Anyone who has writing and storytelling skills can write a blog. You can show some professional distinction by taking advantage of the best research tools for writers available via modern technology.
The internet is a very advanced tool for researching industries that you are writing about. However, you need to use best practice techniques when conducting online research to be the most efficient and effective.
Techniques for conducting industry research
Producing quality research for topics requires being savvy at two different skills: one, at conducting web searches and, two, at finding credible sources.
When conducting searches, these techniques will make your job easier:
- Identify specific terms that are unique to your subject.
- Learn indispensable searchspeak to filter information further:
- + indicates two or more search items have to be found together
- – indicates that you want to exclude this in the search
- “” indicates that a particular term needs to be exact
- | means OR; the multiple terms in the search can be found together or one at a time
- site:website URL (e.g., site:www.tempestamedia.com) means that you want to search a particular website. This is usually more efficient than using a website’s in-house search mechanism.
- Find forums that are discussing your topic.
- Maximize advanced search options.
- Don’t hesitate to use another search engine whenever you feel dissatisfied with the amount or quality of information.
- If all else fails, contact an expert through the phone and set an appointment.
Ways to spot credible sources
Next comes the part when you ensure that your sources are credible. This is a Tempesta Media standard. Authoritative sources with appropriate links make for superior content.
It’s not as daunting as it sounds. The proliferation of misinformation on the web has compelled many institutions to publish guidelines to gauge a source’s trustworthiness:
Get to know what web domains mean:
- .edu are university websites. The older and more established are usually the most reliable.

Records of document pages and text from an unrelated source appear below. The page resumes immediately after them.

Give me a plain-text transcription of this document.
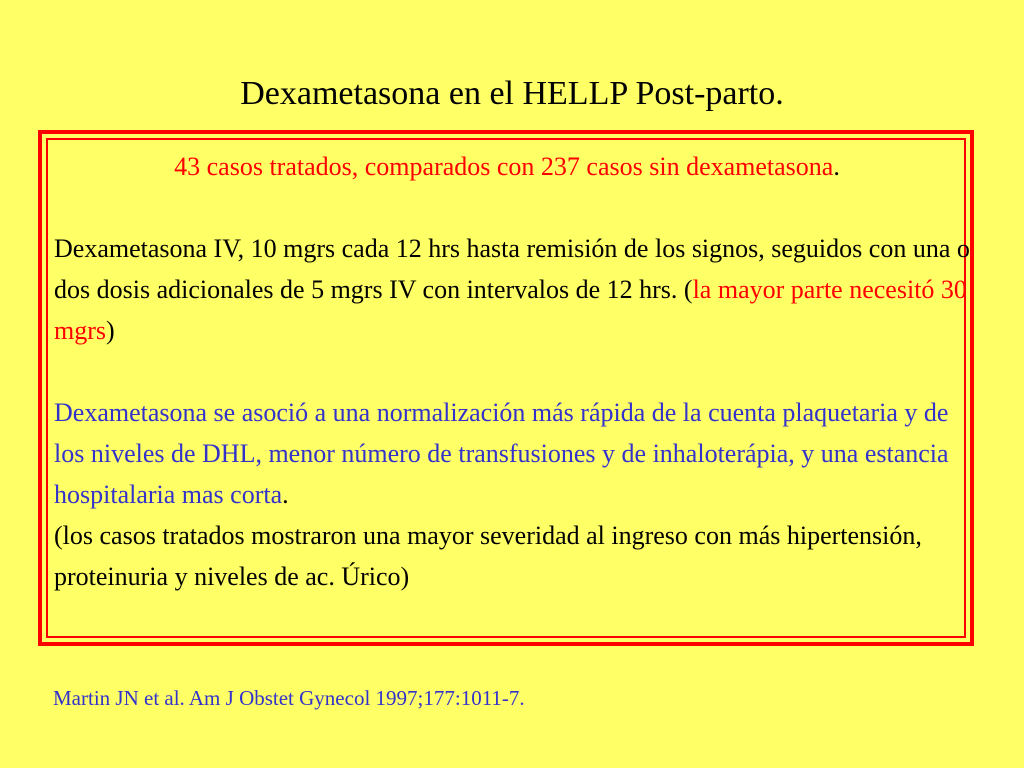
Dexametasona en el HELLP Post-parto.

43 casos tratados, comparados con 237 casos sin dexametasona.

Dexametasona IV, 10 mgrs cada 12 hrs hasta remisión de los signos, seguidos con una o dos dosis adicionales de 5 mgrs IV con intervalos de 12 hrs. (la mayor parte necesitó 30 mgrs)

Dexametasona se asoció a una normalización más rápida de la cuenta plaquetaria y de los niveles de DHL, menor número de transfusiones y de inhaloterápia, y una estancia hospitalaria mas corta.

(los casos tratados mostraron una mayor severidad al ingreso con más hipertensión, proteinuria y niveles de ac. Úrico)

Martin JN et al. Am J Obstet Gynecol 1997;177:1011-7.
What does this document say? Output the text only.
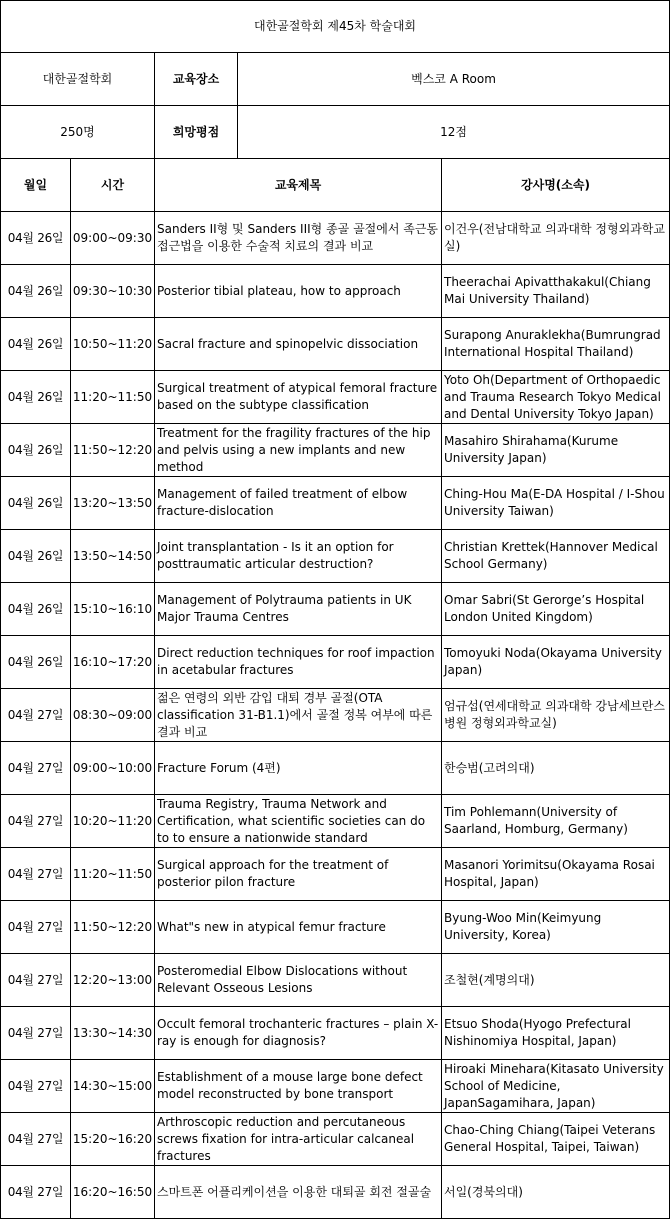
대한골절학회 제45차 학술대회		
대한골절학회	교육장소	벡스코 A Room
250명	희망평점	12점
월일	시간	교육제목	강사명(소속)
04월 26일	09:00~09:30	Sanders II형 및 Sanders III형 종골 골절에서 족근동 접근법을 이용한 수술적 치료의 결과 비교	이건우(전남대학교 의과대학 정형외과학교실)
04월 26일	09:30~10:30	Posterior tibial plateau, how to approach	Theerachai Apivatthakakul(Chiang Mai University Thailand)
04월 26일	10:50~11:20	Sacral fracture and spinopelvic dissociation	Surapong Anuraklekha(Bumrungrad International Hospital Thailand)
04월 26일	11:20~11:50	Surgical treatment of atypical femoral fracture based on the subtype classification	Yoto Oh(Department of Orthopaedic and Trauma Research Tokyo Medical and Dental University Tokyo Japan)
04월 26일	11:50~12:20	Treatment for the fragility fractures of the hip and pelvis using a new implants and new method	Masahiro Shirahama(Kurume University Japan)
04월 26일	13:20~13:50	Management of failed treatment of elbow fracture-dislocation	Ching-Hou Ma(E-DA Hospital / I-Shou University Taiwan)
04월 26일	13:50~14:50	Joint transplantation - Is it an option for posttraumatic articular destruction?	Christian Krettek(Hannover Medical School Germany)
04월 26일	15:10~16:10	Management of Polytrauma patients in UK Major Trauma Centres	Omar Sabri(St Gerorge’s Hospital London United Kingdom)
04월 26일	16:10~17:20	Direct reduction techniques for roof impaction in acetabular fractures	Tomoyuki Noda(Okayama University Japan)
04월 27일	08:30~09:00	젊은 연령의 외반 감입 대퇴 경부 골절(OTA classification 31-B1.1)에서 골절 정복 여부에 따른 결과 비교	엄규섭(연세대학교 의과대학 강남세브란스병원 정형외과학교실)
04월 27일	09:00~10:00	Fracture Forum (4편)	한승범(고려의대)
04월 27일	10:20~11:20	Trauma Registry, Trauma Network and Certification, what scientific societies can do to to ensure a nationwide standard	Tim Pohlemann(University of Saarland, Homburg, Germany)
04월 27일	11:20~11:50	Surgical approach for the treatment of posterior pilon fracture	Masanori Yorimitsu(Okayama Rosai Hospital, Japan)
04월 27일	11:50~12:20	What"s new in atypical femur fracture	Byung-Woo Min(Keimyung University, Korea)
04월 27일	12:20~13:00	Posteromedial Elbow Dislocations without Relevant Osseous Lesions	조철현(계명의대)
04월 27일	13:30~14:30	Occult femoral trochanteric fractures – plain X-ray is enough for diagnosis?	Etsuo Shoda(Hyogo Prefectural Nishinomiya Hospital, Japan)
04월 27일	14:30~15:00	Establishment of a mouse large bone defect model reconstructed by bone transport	Hiroaki Minehara(Kitasato University School of Medicine, JapanSagamihara, Japan)
04월 27일	15:20~16:20	Arthroscopic reduction and percutaneous screws fixation for intra-articular calcaneal fractures	Chao-Ching Chiang(Taipei Veterans General Hospital, Taipei, Taiwan)
04월 27일	16:20~16:50	스마트폰 어플리케이션을 이용한 대퇴골 회전 절골술	서일(경북의대)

- .gov or .mil are government websites. These are reliable as long as they are not talking politics. Many studies in the U.S. and other countries can also be accessed freely.
- .com are companies or products.
- .org are nonprofits or special interest groups. These last two both have their own agenda, but their studies could prove useful if they are verifiable. Additionally, many experts are affiliated with the latter group.
Determine if this site is credible and the information is factual:
- Check the authors’ credentials. Are they respected by their peers? Have they published similar work recently? Are they associated with special interest groups?
- Ensure that the study was done less than two years ago. Also, check for contradicting studies that may have already pierced holes in their argument.
- Ensure that references cited are verifiable. Confirm that the links work. For books, check the library if they contain accurate information attributed to them.
- In-depth discussions are preferable. Long-form content shows that studies were extensive.
- Finally, browse through the website. Are articles facts-oriented and bias-free? Is the site highly opinionated? Does it play on emotions? Were time and effort spent on designing the site? Or does it look suspiciously like a fly-by-night venture?
A few obvious best practices:
- Wikipedia should never be cited as a reference as the authors are not verified and the content isn’t verified
- Rather than citing an article who cited another article, try to go to the original source
- Narrow your search to specific keywords and phrases to get the answers you want, more quickly
- Focus on content that is current, ideally created or updated in the last 2 years
All of the information above is a lot to process. However, these are necessary research tools for writers who want to prosper in their career. Learning to make quick and efficient searches will allow you time to review your work. Plus ensuring your sources are credible will steer you away from embarrassment and make you shine as an authority, too.